Let p(k) be the probability that the first duplicate bday is at person k+1 in the line, i.e. the first k people have all different bdays and the bday of person k+1 matches one of the previous k bdays. No need for any conditional probabilities (why the Bayes equation in the answer?) since all events are independent and p(k) can be expressed directly:
p(k) = 365/365 * 364/365 * ... * (365 - k + 1)/365 * k/365
(easily verifiable thoruhg simulation for those who doubt it)
It says that the 1st person can have any bday (365/365), the 2nd person has a different bday than the 1st (364/365), and so on, and person k+1 has one of the first k bdays (k/365).

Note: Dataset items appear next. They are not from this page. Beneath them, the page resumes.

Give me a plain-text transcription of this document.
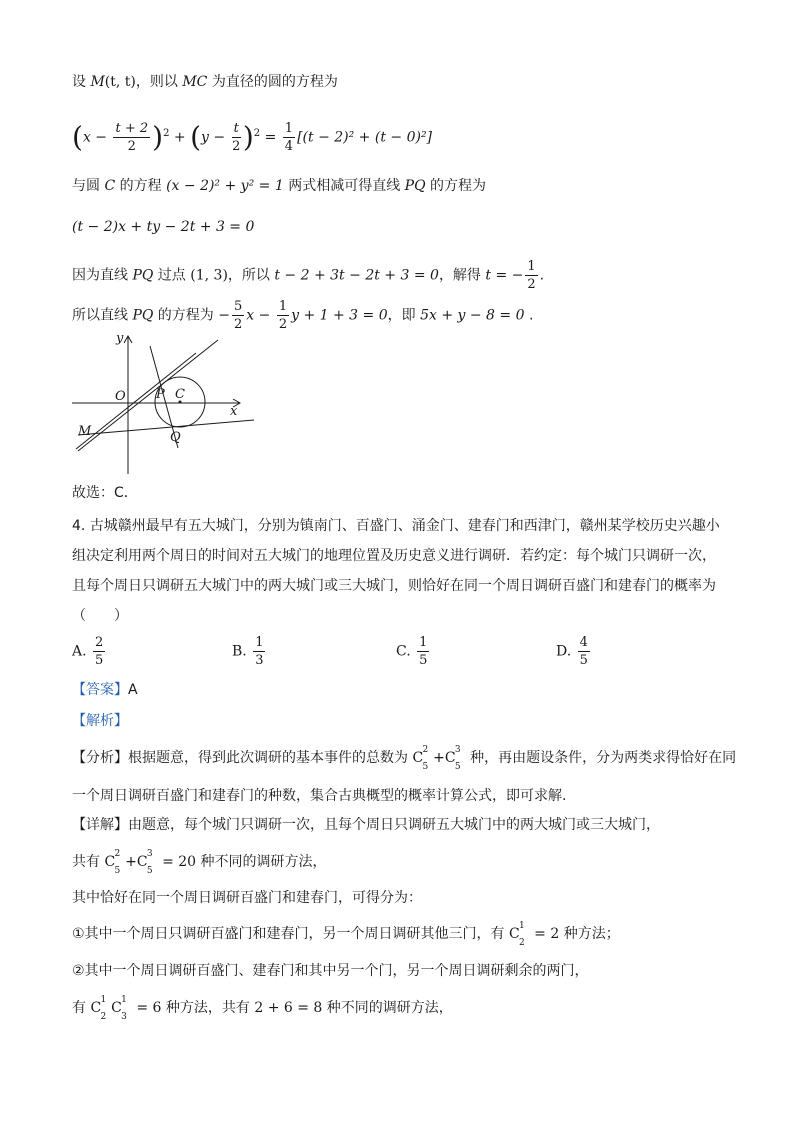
设 M(t, t)，则以 MC 为直径的圆的方程为
$(x - \frac{t + 2}{2} )^2 + (y - \frac{t}{2} )^2 = \frac{1}{4} [(t - 2)^2 + (t - 0)^2]$
与圆 C 的方程 (x − 2)² + y² = 1 两式相减可得直线 PQ 的方程为
(t − 2)x + ty − 2t + 3 = 0
因为直线 PQ 过点 (1, 3)，所以 t − 2 + 3t − 2t + 3 = 0，解得 t = − $\frac{1}{2}$ .
所以直线 PQ 的方程为 − $\frac{5}{2}$ $x - \frac{1}{2}$ y + 1 + 3 = 0，即 5x + y − 8 = 0 .
y
x
O P C
M	Q
故选：C．
4. 古城赣州最早有五大城门，分别为镇南门、百盛门、涌金门、建春门和西津门，赣州某学校历史兴趣小
组决定利用两个周日的时间对五大城门的地理位置及历史意义进行调研．若约定：每个城门只调研一次，
且每个周日只调研五大城门中的两大城门或三大城门，则恰好在同一个周日调研百盛门和建春门的概率为
（　　）
A. $\frac{2}{5}$	B. $\frac{1}{3}$	C. $\frac{1}{5}$	D. $\frac{4}{5}$
【答案】A
【解析】
【分析】根据题意，得到此次调研的基本事件的总数为 C 2
5
+C 3
5
种，再由题设条件，分为两类求得恰好在同
一个周日调研百盛门和建春门的种数，集合古典概型的概率计算公式，即可求解.
【详解】由题意，每个城门只调研一次，且每个周日只调研五大城门中的两大城门或三大城门，
共有 C 2
5
+C 3
5
= 20 种不同的调研方法，
其中恰好在同一个周日调研百盛门和建春门，可得分为：
①其中一个周日只调研百盛门和建春门，另一个周日调研其他三门，有 C 1
2
= 2 种方法；
②其中一个周日调研百盛门、建春门和其中另一个门，另一个周日调研剩余的两门，
有 C 1
2
C 1
3
= 6 种方法，共有 2 + 6 = 8 种不同的调研方法，
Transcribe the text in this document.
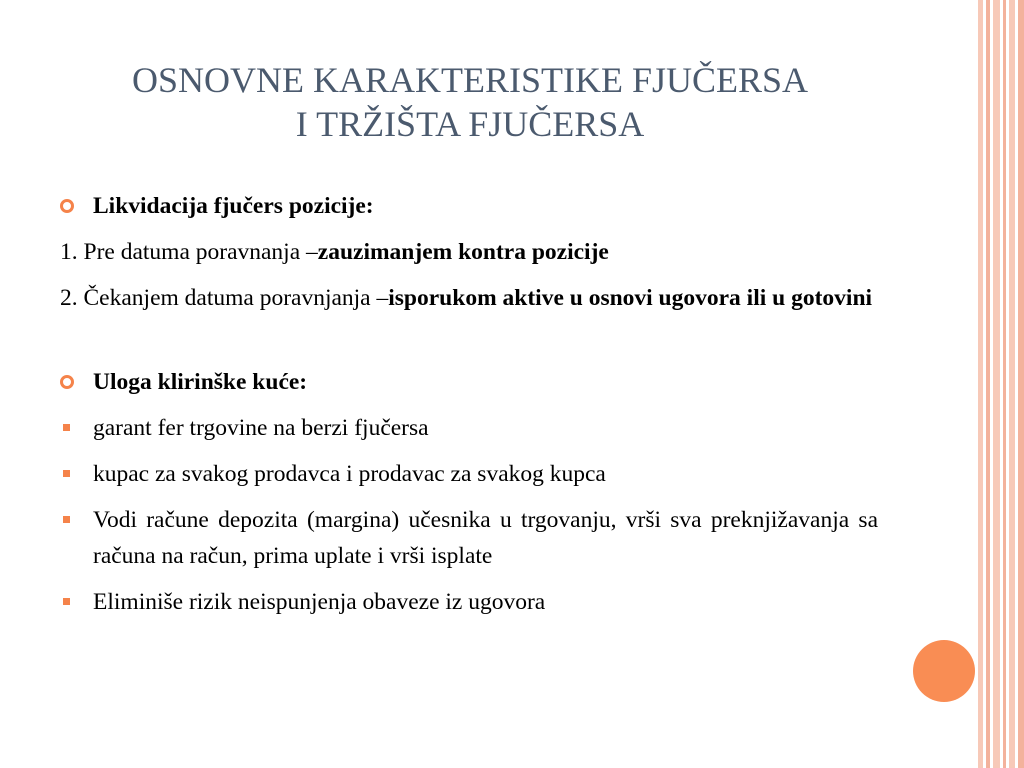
OSNOVNE KARAKTERISTIKE FJUČERSA
I TRŽIŠTA FJUČERSA
Likvidacija fjučers pozicije:
1. Pre datuma poravnanja –zauzimanjem kontra pozicije
2. Čekanjem datuma poravnjanja –isporukom aktive u osnovi ugovora ili u gotovini
Uloga klirinške kuće:
garant fer trgovine na berzi fjučersa
kupac za svakog prodavca i prodavac za svakog kupca
Vodi račune depozita (margina) učesnika u trgovanju, vrši sva preknjižavanja sa računa na račun, prima uplate i vrši isplate
Eliminiše rizik neispunjenja obaveze iz ugovora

We just need to maximize p(k) as a function of k, that's it. It is easy to show it has only one maxima. The current form is ugly but we can do a trick, that is to find an equivalent, continuous function. We can write p(k) as:
p(k) = k/365^(k+1) * product_of k {from 365-k+1 to 365}
Taking the natural log:
ln(p(k)) = ln(k/365^(k+1)) + sum ln(k) {from 365-k+1 to 365}
The sum of discrete logs can be approximated by an integral of the continuous log function given that the terms in the sum are large (whoever knows of Sterling's factorial approx proof is already familiar) and so we can consider the continuous function q(x):
q(x) = ln(x/365^(x+1)) + integral ln(x) dx {from 365-x+1 to 365}
using parts:
q(x) = ln(x/365^(x+1)) + 365 ln 365 + (366-x) ln(366-x) - x + 1
Differentiating, and equating to zero, we get:
1/x = ln (365 / (366-x)) ... or ... exp(1/x) = 365/(366-x)
This has a unique solution since exp(1/x) is decreasing on [1,365] while 1/(366-x) is increasing on [1,365]. This is computed numerically to give x = 19.3676 so then our k+1 = 20, which is the solution. |